Я ощущал себя каким-то чувственным оборотнем, в котором разом обострились обоняние, слух, зрение. Я знал, как солёно пахнет кожа моего затылка, чуял кисловатый запах собственных подмышек и мускусный душок паха, мешающийся с невыветрившимся ароматом крема, которым умащивала себя Алина. Я слышал далёкие шорохи, шумы, щелчки, треск электричества в высоковольтных проводах, хлопающие двери просыпающихся подъездов, скрип открывающихся форточек, окрики заводских работяг, шелест вороньих крыльев, ток воды в канаве. Я различал бесчисленные оттенки серого в светающем утреннем воздухе. И впервые обратил внимание, что вдоль забора промзоны тянется надпись синей краской: “Наша честь зовётся верность! SSпартак”…
В мастерскую я пришёл задолго до Шервица и Дудченко. Пёс Мечкай уже признавал меня и не облаивал. Я только взялся за ручку калитки, как услышал его негромкое собачье покашливание. Зашёл, и Мечкай приветственно помахал своим пушистым бубликом, а после лениво протрусил прочь в сторону кладбища образцов и скрылся за могильными плитами.
Я постучался в бытовку. Выглянул полусонный, дружелюбный Фаргат, ночевавший, судя по всему, прямо в одежде. Протянул дребезжащую связку ключей и удалился досматривать свои азиатские грёзы.

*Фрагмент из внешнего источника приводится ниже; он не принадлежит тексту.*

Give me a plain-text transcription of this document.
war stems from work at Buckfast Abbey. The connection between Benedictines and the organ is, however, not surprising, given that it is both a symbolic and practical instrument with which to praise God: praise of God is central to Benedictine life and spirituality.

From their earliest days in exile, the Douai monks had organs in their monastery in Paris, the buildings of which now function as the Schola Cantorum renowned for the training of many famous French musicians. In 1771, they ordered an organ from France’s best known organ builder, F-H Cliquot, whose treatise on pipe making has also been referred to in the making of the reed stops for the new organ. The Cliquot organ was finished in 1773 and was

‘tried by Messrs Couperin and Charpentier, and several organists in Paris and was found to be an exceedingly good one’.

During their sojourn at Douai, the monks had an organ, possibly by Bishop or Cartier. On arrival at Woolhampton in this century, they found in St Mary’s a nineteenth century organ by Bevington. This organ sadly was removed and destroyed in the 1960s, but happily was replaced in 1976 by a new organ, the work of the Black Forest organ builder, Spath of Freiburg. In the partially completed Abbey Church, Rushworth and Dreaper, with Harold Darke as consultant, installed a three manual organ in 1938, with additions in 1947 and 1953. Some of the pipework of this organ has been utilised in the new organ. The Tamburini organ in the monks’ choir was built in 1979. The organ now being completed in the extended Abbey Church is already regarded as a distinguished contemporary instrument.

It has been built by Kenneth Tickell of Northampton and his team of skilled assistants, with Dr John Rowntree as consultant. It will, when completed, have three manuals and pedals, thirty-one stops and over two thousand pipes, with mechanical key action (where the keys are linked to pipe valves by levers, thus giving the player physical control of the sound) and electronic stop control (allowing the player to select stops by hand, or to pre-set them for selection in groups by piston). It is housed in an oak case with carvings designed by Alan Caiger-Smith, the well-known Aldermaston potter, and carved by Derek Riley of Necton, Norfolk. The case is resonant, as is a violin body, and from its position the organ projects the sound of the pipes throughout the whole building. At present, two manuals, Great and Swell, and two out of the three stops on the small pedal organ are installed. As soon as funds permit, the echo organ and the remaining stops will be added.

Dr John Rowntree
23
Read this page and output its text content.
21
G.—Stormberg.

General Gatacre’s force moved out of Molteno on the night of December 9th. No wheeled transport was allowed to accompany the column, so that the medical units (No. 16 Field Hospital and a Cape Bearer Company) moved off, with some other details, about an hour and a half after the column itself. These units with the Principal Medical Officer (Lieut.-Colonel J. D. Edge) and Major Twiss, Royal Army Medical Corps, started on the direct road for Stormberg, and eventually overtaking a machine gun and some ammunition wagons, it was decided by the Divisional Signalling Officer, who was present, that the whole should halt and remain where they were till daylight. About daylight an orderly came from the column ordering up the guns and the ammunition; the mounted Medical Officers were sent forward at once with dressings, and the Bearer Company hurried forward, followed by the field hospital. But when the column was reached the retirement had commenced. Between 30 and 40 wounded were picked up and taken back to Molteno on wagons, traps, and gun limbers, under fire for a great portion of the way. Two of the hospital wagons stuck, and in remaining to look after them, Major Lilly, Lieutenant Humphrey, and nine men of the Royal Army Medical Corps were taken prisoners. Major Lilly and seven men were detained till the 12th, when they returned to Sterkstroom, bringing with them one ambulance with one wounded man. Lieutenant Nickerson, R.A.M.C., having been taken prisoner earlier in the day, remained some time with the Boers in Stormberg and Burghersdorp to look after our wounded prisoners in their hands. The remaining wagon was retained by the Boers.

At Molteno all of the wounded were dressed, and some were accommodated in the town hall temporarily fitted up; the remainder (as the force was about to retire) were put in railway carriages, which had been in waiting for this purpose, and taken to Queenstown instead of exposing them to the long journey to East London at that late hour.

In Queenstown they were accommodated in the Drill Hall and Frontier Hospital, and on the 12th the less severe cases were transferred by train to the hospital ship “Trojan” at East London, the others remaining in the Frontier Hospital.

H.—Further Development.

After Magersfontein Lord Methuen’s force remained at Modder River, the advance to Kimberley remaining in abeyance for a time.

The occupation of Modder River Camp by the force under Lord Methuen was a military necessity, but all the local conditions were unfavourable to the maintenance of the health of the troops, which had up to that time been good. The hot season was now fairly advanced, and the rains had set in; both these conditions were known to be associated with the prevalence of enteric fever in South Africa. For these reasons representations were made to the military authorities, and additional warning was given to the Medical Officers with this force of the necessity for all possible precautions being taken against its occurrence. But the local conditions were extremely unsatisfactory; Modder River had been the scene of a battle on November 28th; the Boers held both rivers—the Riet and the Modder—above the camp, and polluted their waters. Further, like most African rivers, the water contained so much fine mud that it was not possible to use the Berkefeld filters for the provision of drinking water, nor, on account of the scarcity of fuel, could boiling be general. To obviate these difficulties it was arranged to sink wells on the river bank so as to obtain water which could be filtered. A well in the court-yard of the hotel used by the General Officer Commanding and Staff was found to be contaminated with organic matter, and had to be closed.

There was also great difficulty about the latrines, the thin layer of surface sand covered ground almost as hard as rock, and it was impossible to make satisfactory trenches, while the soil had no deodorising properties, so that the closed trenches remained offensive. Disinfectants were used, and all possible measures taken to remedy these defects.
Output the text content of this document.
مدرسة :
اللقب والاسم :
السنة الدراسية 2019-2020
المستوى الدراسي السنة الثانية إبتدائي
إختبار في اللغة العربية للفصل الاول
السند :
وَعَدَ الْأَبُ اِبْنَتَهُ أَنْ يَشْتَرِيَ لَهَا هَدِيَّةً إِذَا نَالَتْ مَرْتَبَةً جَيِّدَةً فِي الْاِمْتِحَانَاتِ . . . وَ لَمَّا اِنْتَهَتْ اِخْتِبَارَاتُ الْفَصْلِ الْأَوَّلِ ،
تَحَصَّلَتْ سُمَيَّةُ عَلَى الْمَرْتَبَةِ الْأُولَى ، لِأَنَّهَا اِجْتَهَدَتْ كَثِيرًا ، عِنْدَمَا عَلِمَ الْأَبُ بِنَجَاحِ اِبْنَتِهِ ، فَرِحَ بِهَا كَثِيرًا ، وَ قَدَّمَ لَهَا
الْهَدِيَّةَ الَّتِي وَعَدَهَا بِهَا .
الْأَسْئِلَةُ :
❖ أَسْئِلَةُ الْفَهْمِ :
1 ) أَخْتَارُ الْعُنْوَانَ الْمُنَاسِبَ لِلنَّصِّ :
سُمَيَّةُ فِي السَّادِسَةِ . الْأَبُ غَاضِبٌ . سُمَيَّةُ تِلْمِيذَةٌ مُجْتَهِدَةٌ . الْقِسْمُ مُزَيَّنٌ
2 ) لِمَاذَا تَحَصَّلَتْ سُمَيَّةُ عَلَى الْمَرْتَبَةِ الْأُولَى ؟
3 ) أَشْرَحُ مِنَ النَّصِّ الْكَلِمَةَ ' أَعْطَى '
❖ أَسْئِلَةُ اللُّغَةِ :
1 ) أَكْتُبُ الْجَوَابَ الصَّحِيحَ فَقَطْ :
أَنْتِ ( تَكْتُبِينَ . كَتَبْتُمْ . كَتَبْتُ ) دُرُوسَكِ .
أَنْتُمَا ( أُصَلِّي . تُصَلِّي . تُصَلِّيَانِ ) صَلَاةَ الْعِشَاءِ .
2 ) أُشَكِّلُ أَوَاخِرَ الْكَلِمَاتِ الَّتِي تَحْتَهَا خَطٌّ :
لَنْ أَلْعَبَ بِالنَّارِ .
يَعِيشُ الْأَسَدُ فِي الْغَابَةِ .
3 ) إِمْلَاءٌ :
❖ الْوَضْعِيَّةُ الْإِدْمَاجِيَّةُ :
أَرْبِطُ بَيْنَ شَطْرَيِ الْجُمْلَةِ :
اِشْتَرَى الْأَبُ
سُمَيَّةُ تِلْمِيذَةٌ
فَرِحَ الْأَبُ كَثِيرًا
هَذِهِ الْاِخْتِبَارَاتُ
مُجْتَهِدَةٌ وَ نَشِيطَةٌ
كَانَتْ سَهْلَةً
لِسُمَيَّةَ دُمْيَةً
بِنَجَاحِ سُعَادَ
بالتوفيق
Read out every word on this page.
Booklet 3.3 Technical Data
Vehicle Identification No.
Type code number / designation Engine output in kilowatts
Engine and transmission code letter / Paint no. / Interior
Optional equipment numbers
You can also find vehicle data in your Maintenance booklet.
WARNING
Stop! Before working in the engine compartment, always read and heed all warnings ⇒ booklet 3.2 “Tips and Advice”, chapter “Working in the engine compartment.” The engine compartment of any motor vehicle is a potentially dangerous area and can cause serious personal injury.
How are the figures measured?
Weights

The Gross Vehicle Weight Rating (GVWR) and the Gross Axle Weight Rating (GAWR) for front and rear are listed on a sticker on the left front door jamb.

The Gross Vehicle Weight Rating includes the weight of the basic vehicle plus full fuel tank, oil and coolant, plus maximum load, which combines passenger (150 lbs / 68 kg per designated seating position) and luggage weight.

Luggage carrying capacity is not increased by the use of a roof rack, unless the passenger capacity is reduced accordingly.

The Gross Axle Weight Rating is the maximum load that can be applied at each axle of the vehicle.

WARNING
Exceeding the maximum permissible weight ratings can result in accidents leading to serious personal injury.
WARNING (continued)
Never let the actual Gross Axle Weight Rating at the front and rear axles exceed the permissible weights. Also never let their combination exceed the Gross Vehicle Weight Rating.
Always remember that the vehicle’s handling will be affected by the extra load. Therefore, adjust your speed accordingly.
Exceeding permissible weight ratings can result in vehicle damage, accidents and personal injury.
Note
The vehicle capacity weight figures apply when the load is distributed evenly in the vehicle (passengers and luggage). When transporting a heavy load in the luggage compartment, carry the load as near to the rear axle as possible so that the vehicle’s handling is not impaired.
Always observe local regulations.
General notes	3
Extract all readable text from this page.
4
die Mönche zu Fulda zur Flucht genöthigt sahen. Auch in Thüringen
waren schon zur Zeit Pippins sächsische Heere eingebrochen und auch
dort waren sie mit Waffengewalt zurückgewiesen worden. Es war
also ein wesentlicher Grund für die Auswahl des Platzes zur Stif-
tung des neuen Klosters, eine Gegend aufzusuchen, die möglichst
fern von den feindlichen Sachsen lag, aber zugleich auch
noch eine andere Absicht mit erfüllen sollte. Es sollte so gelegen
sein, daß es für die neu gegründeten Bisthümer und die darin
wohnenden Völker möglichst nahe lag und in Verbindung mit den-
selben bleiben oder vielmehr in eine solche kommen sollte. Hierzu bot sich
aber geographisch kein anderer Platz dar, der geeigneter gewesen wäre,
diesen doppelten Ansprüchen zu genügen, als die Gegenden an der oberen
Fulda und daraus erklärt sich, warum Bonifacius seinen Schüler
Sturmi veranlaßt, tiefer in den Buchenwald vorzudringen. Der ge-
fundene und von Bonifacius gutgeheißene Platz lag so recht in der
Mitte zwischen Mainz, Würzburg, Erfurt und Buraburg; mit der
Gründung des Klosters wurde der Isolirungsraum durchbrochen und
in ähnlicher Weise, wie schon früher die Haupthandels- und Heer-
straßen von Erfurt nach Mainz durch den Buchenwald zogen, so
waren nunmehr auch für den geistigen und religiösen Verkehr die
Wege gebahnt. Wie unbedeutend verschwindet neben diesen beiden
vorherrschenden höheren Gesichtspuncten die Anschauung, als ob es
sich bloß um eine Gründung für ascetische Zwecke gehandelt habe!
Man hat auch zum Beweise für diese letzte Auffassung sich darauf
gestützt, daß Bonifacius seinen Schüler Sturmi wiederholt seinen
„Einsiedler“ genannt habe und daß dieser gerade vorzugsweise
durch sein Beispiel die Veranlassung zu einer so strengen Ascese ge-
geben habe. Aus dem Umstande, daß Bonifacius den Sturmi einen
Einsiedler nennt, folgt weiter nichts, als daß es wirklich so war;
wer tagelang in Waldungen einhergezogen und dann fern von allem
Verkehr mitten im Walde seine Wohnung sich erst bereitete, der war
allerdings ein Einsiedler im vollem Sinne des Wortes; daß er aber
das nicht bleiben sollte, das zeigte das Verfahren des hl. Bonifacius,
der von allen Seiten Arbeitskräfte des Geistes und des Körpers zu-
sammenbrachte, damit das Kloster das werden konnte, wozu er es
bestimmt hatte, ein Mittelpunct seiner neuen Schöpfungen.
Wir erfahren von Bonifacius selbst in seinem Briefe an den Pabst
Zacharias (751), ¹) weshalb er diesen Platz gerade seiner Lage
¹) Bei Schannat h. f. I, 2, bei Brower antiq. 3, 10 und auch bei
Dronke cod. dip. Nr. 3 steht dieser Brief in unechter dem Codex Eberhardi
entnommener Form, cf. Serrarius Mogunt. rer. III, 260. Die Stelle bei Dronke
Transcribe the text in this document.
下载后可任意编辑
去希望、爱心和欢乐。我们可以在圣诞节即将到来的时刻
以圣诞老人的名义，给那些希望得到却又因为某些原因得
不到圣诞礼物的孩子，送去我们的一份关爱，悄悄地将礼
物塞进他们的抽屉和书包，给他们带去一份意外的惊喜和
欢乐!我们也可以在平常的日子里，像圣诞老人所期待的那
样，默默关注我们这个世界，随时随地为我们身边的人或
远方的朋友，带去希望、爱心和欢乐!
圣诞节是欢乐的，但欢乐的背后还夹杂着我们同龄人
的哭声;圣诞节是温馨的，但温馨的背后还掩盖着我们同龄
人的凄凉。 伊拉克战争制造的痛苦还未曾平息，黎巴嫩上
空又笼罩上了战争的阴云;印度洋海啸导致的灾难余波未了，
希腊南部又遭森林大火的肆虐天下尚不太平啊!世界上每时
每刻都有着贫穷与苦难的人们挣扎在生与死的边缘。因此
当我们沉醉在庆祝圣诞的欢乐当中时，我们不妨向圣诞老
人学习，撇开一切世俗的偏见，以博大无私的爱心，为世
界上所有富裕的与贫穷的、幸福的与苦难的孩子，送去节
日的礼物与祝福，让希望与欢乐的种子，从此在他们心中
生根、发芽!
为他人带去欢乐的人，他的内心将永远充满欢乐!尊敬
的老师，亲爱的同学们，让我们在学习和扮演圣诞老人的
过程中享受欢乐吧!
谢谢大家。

В мастерской, чуть выстуженной из-за первых заморозков, пахло подмокшим песком и отсыревшими окурками. Я включил стоявший под верстаком обогреватель, изловил кролика Борхеса и, пока пил кофе, перебирал подрагивающими пальцами его мягкие горячие уши. Кролик, полузакрыв глаза, млел.
Без Шервица делать особо было нечего, я чуть прибрал вчерашний мусор, подготовил мешки с цементом для будущего замеса. В сушильной камере перетащил с яруса на ярус формы, с каких-то оборвал уже ненужную полиэтиленовую плёнку. К готовым комплектам (плита, подставка, цветник, тумбы) приладил скотчем квитанции с фамилией заказчика. Потом отвёз памятники на склад – зимовать.
Ближе к полудню позвонил Никита. Тягостное предчувствие свинцово сгустилось в груди, но так же быстро рассосалось, как и положено всем предчувствиям, после первых негромких осиплых слов.
– Здорово, братик, – немощно выговорил Никита. – Я вчера в пиздец наебенился?..
– Ну, так, – дипломатично ответил я. – Перебрал малость…
– Башка трещит – помираю! – то ли посмеиваясь, то ли покряхтывая, пожаловался Никита. – Сам как?
– Нормально. Я ж не пил.
– Что делаешь?
– Типа, работаю.
– Алинка сказала, ты меня на себе притащил…
– Ну, помог чуть. Чего не спишь?
– Подниматься надо, – произнёс с сожалением Никита. – В порядок себя приведу и подъеду. Где-то через часок-другой…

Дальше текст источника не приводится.